Sixth Circuit had ruled against referendum ban on considering race in college admissions
Contact: Jill Farrell, Judicial Watch, 202-646-5188
WASHINGTON, April 22, 2014 /Standard Newswire/ -- Judicial Watch President Tom Fitton made the following statement today regarding the U.S. Supreme Court 6-2 decision to uphold Michigan's affirmative action ban, which prevents the use of race as a factor in college admissions:
Today's decision is a green light for more states to take steps to end discriminatory racial preferences. The Court's ruling was a strong statement in support of the people's right to democratic self-governance, and against the detrimental spread of racial politics into all areas of American public life. Today's ruling is also a signal that Obama administration's dishonest use of the "race card" to advance its policy agendas may face significant skepticism in the Supreme Court.
Today's decision overturned a November 15, 2012, ruling by the U.S. Court of Appeals for the Sixth Circuit. The lower court had ruled, 8-7, that the affirmative action ban, which Michigan voters overwhelmingly passed in a 2006 referendum, violated the U.S. Constitution's equal protection laws.
Judicial Watch joined with the Allied Educational Foundation (AEF) in filing an amicus curiae brief with the Supreme Court of the United States in support of Proposition 2, Michigan's seven-year-old ban on the use of racial preferences in college admissions (Schuette v. Coalition to Defend Affirmative Action et al. (No. 12-682)).
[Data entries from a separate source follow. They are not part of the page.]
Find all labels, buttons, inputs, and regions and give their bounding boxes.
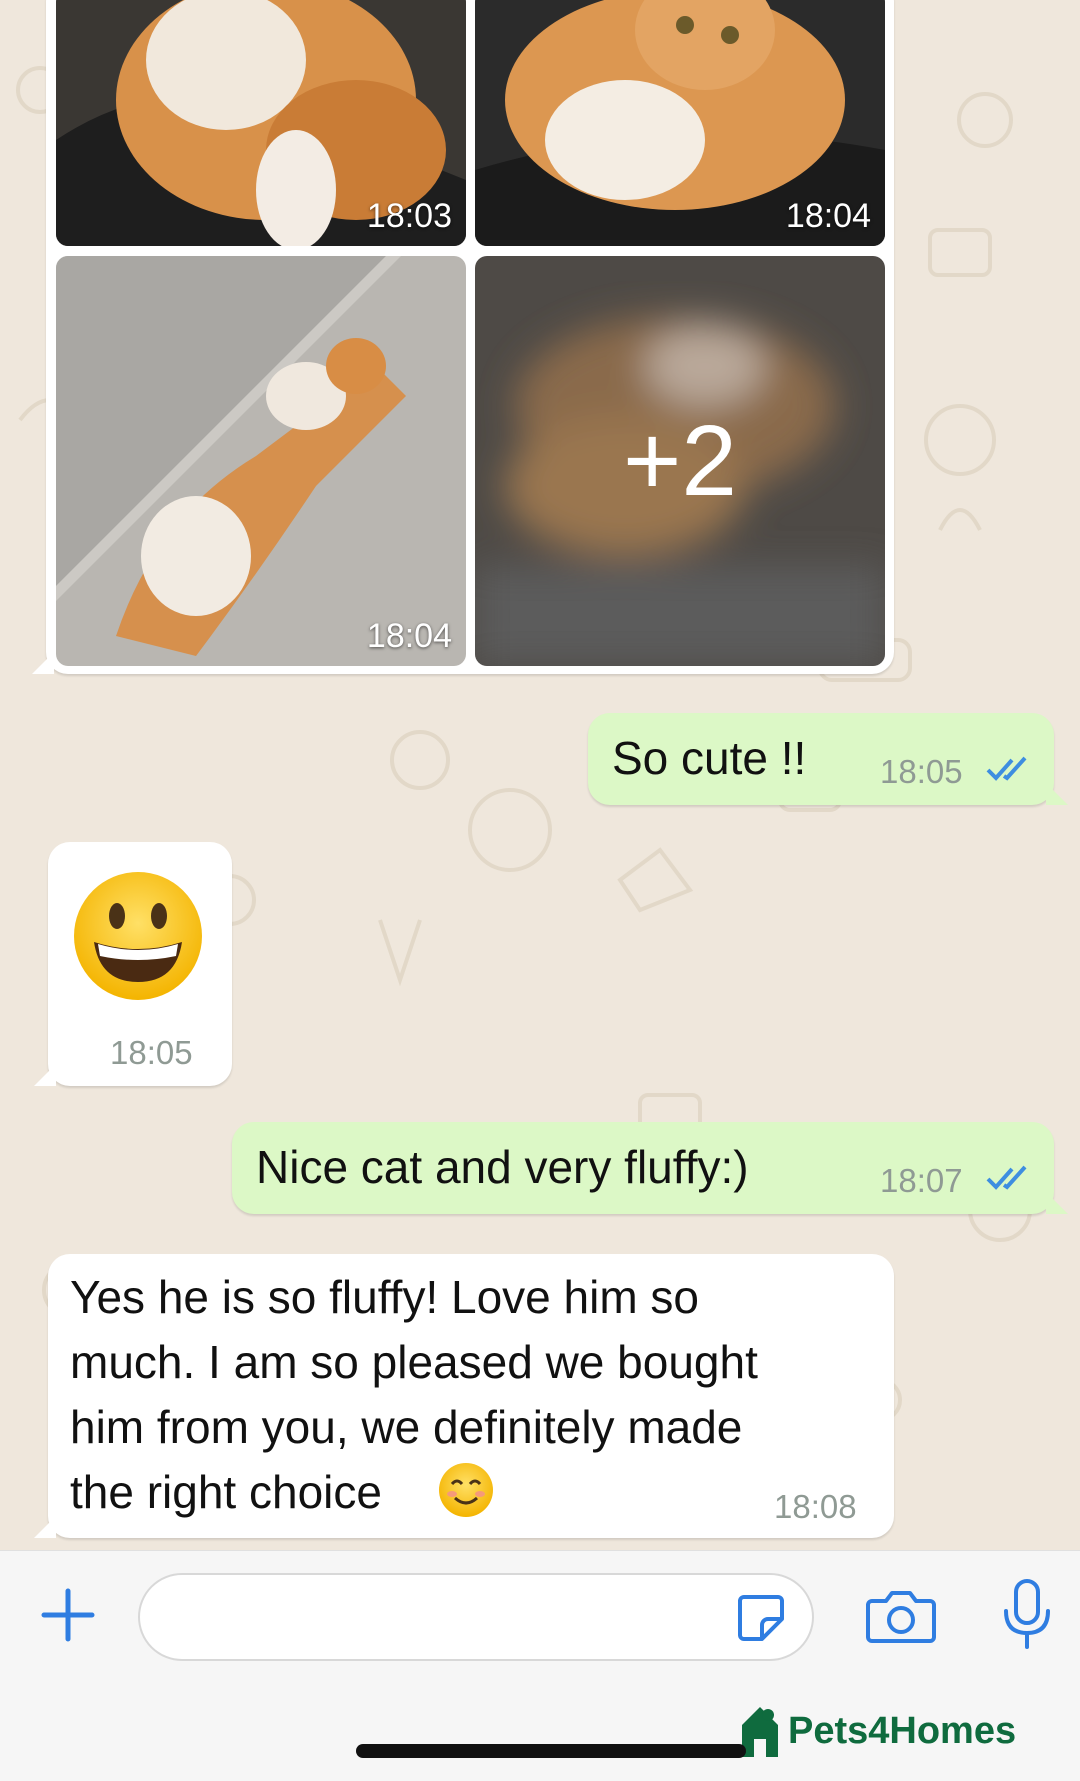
home-indicator[interactable] (356, 1744, 746, 1758)
message-time: 18:05 (880, 753, 963, 790)
microphone-icon[interactable] (1002, 1579, 1052, 1651)
message-time: 18:08 (774, 1488, 857, 1525)
read-ticks-icon (986, 1165, 1027, 1190)
watermark-text: Pets4Homes (788, 1709, 1017, 1752)
message-line: much. I am so pleased we bought (70, 1336, 758, 1388)
pets4homes-watermark: Pets4Homes (738, 1701, 1016, 1761)
message-text: Nice cat and very fluffy:) (256, 1141, 749, 1193)
plus-icon[interactable] (40, 1587, 96, 1643)
photo-2-time: 18:04 (785, 197, 871, 235)
message-line: the right choice (70, 1466, 382, 1518)
message-bubble-incoming[interactable]: Yes he is so fluffy! Love him so much. I… (34, 1254, 894, 1538)
photo-2[interactable]: 18:04 (475, 0, 885, 246)
message-input[interactable] (138, 1573, 814, 1661)
message-input-bar: Pets4Homes (0, 1550, 1080, 1781)
photo-3[interactable]: 18:04 (56, 256, 466, 666)
grinning-face-emoji (74, 872, 202, 1000)
sticker-icon[interactable] (736, 1593, 786, 1643)
photo-3-time: 18:04 (366, 617, 452, 655)
message-bubble-outgoing[interactable]: Nice cat and very fluffy:) 18:07 (232, 1122, 1068, 1214)
message-time: 18:07 (880, 1162, 963, 1199)
cat-photo-image (56, 256, 466, 666)
message-line: Yes he is so fluffy! Love him so (70, 1271, 700, 1323)
message-bubble-outgoing[interactable]: So cute !! 18:05 (588, 713, 1068, 805)
photo-1-time: 18:03 (366, 197, 452, 235)
message-line: him from you, we definitely made (70, 1401, 743, 1453)
message-bubble-incoming[interactable]: 18:05 (34, 842, 232, 1086)
photo-1[interactable]: 18:03 (56, 0, 466, 246)
message-text: So cute !! (612, 732, 807, 784)
smiling-face-emoji (439, 1463, 493, 1517)
message-time: 18:05 (110, 1034, 193, 1071)
more-photos-count: +2 (622, 404, 737, 517)
photo-4-more[interactable]: +2 (475, 256, 885, 666)
read-ticks-icon (986, 756, 1027, 781)
camera-icon[interactable] (866, 1587, 936, 1645)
According to the Judicial Watch-AEF amicus brief filed on July 1, 2013:
Among the harms caused by the Sixth Circuit's decision are: a dangerous erosion of the people's right to democratic self-governance; the needless further enshrinement of the intellectually impoverished concept of race into law; the perpetuation of a culture of racial and ethnic politics in American public life; and the perpetuation of racial and ethnic resentment and intolerance in American society.